You'll need to into the bios, which will also involve key mashing whatever key triggers the bios (it's delete on my tablet), so that you can put a delay on the startup sequence.
This will be tricky because you don't get a lot of time, so you'll need to do it repeatedly. If you add a couple of seconds to the boot delay - Once its in place, you'll be able to get in again more easily, and also trigger safe mode potentially. Triggering both will be annoying (because most of the time it won't work), hence the nessesity of adding the delay first.
I would try trying to trigger the safe mode first, rather than any kind of re-install. Because on tablets the drivers are basically baked into windows. This is hard with modern windows, via keypress. If the device fails to boot and you reset by clt-al-del it may give you the option, or it might even automatically kick into recovery mode.
If you were to simply do a fresh install, all the touch drivers, gyros and cameras would be useless, making the device useless as a tablet. Very bad. And if no one has a backup of the windows installation - that's a wasted device basically.
1) So if at all possible, you want to try and get _back into windows_. If you do, you can either roll back the update that broke it, or do an "in place upgrade" (via the windows media creation tool). Maybe prepare a windows usb stick before you start all this, in case that's what you need to do. If you can't you might get into recovery, via failed start up OR
2) The other possibility, is running windows recovery, possibly from recover stick made from another windows pc, to try and do a start-up recovery. usually there is a recovery partition, and you can get into it when the device fails to boot. Because if windows won't start, it could be broken boot files. Recovery gives you start up repair.
3) Another thing that would work, if you can't get back into windows - is if anyone has made a full backup of the tablet online. Usually this is done with macrium. See if you can find the full windows installation for that tablet. If you can, you'll be able to restore it, via booting from USB macrium reflect free, and the backup files.
4) Lastly, and ideally don't do this, if you can find driver backup files, via double driver, you could do a fresh install of windows, and try putting the drivers back in. Often this doesn't work, or requires registry tweaks, so that's a last ditch.
And finally if you do any major tinkering, like windows installations, or putting someone elses backup on your machine - BACKUP YOUR OWN MACHINE FIRST, using macrium reflect. ATM you have an installed windows, with drivers, that would work fine if it would boot. If you play around with this stuff, you could end up with less than that. So a standard rule of thumb is backup what you have first.
If your not technically inclined I do not recommend any of this. This is a hair tearing, frustrating process most often, this sort of work. And if you do something wrong, you may not get a second chance.

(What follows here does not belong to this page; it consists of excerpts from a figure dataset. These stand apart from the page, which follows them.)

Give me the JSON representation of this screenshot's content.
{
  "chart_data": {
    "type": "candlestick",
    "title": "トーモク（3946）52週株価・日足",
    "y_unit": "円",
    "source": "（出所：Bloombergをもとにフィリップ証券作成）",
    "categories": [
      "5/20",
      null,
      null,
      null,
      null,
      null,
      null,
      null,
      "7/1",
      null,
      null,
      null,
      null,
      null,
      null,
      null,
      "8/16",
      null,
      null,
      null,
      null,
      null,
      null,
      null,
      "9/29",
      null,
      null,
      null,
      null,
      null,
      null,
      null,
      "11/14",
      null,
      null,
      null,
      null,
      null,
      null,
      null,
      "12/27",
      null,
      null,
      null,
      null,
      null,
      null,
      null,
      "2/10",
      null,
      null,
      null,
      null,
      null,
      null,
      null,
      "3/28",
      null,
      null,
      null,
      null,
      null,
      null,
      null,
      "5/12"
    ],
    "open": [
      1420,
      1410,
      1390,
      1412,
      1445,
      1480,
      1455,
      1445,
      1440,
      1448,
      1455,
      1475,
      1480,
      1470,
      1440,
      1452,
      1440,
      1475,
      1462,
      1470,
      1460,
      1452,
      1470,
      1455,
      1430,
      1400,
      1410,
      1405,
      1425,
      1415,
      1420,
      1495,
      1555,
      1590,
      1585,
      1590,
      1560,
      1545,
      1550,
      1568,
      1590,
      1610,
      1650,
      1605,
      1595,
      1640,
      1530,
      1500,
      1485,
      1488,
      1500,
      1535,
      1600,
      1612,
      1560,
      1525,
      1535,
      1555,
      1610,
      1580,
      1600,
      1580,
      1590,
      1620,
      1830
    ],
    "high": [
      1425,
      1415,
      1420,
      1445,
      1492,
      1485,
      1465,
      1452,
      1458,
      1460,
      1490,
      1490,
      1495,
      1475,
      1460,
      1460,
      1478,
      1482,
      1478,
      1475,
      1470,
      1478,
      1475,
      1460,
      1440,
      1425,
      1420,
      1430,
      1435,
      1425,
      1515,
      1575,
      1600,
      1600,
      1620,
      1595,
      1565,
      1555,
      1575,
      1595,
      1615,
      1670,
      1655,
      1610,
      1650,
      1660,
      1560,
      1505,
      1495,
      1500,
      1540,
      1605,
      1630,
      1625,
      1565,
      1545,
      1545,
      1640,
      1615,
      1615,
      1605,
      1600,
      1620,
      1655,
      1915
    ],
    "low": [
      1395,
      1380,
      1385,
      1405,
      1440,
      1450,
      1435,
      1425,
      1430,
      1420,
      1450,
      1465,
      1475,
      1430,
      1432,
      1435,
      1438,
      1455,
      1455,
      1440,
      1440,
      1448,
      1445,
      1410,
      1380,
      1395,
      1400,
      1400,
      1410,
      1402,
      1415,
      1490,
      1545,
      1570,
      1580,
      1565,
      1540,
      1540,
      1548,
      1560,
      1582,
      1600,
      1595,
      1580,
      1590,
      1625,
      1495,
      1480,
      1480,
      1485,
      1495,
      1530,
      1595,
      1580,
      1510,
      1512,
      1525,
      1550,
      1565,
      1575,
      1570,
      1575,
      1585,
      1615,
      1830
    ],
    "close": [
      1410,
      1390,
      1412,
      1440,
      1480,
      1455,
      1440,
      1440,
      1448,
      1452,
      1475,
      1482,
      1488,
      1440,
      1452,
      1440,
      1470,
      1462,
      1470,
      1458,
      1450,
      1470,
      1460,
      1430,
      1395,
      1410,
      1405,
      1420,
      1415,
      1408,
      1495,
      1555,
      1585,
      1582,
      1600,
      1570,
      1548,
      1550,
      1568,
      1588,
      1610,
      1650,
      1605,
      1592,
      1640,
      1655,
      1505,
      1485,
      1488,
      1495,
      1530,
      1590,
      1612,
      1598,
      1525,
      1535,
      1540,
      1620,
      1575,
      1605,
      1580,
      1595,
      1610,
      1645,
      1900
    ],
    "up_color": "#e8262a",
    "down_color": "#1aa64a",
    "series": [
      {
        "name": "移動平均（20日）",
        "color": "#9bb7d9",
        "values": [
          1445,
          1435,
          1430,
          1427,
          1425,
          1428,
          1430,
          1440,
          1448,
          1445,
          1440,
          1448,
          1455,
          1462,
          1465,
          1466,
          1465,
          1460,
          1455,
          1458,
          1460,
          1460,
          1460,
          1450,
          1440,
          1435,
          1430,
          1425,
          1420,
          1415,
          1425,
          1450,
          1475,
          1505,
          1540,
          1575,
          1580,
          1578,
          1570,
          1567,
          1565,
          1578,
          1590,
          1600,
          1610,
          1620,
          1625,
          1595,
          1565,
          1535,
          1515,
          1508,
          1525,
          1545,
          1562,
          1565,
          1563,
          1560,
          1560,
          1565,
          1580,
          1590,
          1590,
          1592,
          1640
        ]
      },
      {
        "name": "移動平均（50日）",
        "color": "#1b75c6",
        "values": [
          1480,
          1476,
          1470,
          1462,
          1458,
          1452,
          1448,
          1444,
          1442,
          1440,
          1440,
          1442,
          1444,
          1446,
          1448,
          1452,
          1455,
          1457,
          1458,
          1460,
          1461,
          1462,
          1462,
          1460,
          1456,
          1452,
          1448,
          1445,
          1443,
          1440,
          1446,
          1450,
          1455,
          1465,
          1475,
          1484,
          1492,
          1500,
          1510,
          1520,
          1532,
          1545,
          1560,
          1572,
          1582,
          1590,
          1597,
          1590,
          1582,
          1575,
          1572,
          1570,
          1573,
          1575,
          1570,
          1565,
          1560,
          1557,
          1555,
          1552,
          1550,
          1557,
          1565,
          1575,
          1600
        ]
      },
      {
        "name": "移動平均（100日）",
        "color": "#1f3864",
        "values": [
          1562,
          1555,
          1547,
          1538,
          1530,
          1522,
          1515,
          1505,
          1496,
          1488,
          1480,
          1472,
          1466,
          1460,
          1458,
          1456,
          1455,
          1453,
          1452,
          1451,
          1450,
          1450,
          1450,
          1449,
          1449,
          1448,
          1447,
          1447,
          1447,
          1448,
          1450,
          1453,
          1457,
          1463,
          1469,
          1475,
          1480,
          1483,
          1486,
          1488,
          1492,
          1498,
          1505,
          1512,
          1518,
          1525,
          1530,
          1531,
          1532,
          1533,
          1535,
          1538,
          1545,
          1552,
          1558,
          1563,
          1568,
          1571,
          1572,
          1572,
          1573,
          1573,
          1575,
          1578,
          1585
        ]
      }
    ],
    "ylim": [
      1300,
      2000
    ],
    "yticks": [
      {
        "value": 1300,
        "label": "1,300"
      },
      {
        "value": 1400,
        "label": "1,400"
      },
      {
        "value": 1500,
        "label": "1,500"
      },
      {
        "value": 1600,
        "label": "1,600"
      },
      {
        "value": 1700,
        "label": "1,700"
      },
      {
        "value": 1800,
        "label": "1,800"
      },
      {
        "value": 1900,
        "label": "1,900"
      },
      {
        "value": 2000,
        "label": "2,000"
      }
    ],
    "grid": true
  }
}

Also this is all from memory, so I may have the odd detail out.
First, try safe-mode, recovery mode. If you can get recovery to restore the startup files, or get into safe-mode to roll back the updates "go to a previous version of windows" or whatever gets you back - that will be by far the easiest and simplist solutions.
If that doesn't work, then you have more technical trouble, like an in place install (still pretty easy), if you can get into windows, OR if you can't get in at all, restoring someone elses backup of the same device (which isn't too hard either, but you'll want to back up in case you have the wrong thing).
If you try all of this and have to try doubledriver backups of the drivers, and a fresh install - good luck. I've had to do this once, and it took me a week of registry edits, and software hacks.
If you are not technically inclined, or can't get the more basic fixes to work, or don't feel confident - get them to replace your tablet, and sort it out themselves. The device will be under warranty or consumer protections, and its nothing you did wrong.
It would be easy for the manufacturer to re-flash their personal windows rom with its drivers, seeing as they do that before sending out every device.